Big boxes of 100+ chocolate bars are now over 20$ at superstore which seems crazy. Anyone see any deals for candy for the kids? Costco had the big chocolate bars for around 90 cents a bar which almost seems a better deal instead of making candy bags this year.

Anyone see any decent deals or flyer sales?

----------


## Tik-Tok

I find the best deal is to leave an empty bowl on the porch with a "Take one" sign. Then turn the lights out and watch movies downstairs, or attend a neighbors party.

----------


## ExtraSlow

This seems fine.

----------


## ExtraSlow

Coop seems fine.

----------


## sabad66

No idea when the sale expires tho, didn’t catch a close enough pic.

----------


## suntan

I get my kids to get Halloween candy via "trick or treating", and then I give that candy back out.

----------


## Disoblige

Dude don't be white and buy overpriced chocolate like what was posted.

Sabad's not bad but I seen cheaper. Shoppers had 100 for $11.99 last week and you can lump it with 20x points offers. So just wait.

You do this enough years you will never buy too early again.
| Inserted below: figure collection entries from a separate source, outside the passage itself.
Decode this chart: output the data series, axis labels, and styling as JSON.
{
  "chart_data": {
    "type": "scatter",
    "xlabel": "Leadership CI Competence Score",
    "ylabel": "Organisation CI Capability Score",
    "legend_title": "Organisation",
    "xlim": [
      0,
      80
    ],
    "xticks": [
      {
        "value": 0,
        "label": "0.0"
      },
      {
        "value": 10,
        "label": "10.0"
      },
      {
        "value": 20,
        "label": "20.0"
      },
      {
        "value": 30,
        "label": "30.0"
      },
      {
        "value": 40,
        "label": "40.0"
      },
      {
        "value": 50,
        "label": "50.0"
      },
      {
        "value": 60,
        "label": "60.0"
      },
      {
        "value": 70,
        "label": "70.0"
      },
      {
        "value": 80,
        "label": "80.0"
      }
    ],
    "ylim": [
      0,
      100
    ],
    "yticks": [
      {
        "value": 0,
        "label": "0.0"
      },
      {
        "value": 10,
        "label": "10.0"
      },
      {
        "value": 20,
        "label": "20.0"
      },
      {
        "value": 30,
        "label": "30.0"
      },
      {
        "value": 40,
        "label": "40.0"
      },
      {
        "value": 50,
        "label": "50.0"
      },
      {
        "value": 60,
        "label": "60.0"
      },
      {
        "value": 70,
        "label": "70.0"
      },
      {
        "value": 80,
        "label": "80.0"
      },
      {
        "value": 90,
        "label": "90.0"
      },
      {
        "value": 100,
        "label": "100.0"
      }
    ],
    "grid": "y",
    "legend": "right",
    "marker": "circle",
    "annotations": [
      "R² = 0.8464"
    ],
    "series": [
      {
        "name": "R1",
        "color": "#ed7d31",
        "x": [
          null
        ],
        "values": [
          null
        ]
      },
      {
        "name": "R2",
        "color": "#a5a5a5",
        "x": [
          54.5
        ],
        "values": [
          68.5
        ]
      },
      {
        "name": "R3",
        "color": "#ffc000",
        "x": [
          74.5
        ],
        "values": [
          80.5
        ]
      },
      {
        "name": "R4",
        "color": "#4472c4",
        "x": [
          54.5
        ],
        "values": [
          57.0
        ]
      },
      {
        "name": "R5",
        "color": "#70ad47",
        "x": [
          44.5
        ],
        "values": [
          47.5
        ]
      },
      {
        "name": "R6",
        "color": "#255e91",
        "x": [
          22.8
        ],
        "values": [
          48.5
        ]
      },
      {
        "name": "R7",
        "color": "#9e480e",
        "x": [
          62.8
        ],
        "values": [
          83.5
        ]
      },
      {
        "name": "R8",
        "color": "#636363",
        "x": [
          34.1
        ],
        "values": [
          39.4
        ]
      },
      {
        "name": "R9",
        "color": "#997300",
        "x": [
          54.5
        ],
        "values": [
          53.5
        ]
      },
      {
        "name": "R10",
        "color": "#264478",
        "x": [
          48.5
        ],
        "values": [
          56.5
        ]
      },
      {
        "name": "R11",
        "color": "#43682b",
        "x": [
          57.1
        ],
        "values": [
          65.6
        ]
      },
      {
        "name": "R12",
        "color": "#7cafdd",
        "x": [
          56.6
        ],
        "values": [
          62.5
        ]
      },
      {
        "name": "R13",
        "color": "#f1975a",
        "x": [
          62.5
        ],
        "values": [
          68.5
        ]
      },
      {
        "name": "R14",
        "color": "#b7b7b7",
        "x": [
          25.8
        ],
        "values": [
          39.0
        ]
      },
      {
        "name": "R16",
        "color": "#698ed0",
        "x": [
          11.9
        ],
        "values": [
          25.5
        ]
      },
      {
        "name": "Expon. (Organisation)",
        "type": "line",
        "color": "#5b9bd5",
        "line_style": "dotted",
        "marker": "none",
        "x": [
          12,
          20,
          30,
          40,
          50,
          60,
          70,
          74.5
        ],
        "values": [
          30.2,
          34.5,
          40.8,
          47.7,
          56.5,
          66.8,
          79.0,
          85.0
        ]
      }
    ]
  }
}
I'll post my deal when I see it although I still have a ton of candy that hasn't expired yet.

----------


## DonJuan

> I get my kids to get Halloween candy via "trick or treating", and then I give that candy back out.



Tell me you're asian without telling me you're asian.

----------


## suntan

> Tell me you're asian without telling me you're asian.



I must make my ancestors proud!

----------


## DonJuan

Hey at least you are giving candy out  :Big Grin:

----------


## Disoblige

> I must make my ancestors proud!



You disappoint them badly man.

You are supposed to save money twice fold by not buying candy and energy costs by turning the lights off.

----------


## Disoblige

If you really want to buy chocolate now, stack this deal with whatever applicable PC optimum offer for Shoppers.



Oct 8-9 but I am sure you will see the deal again.

----------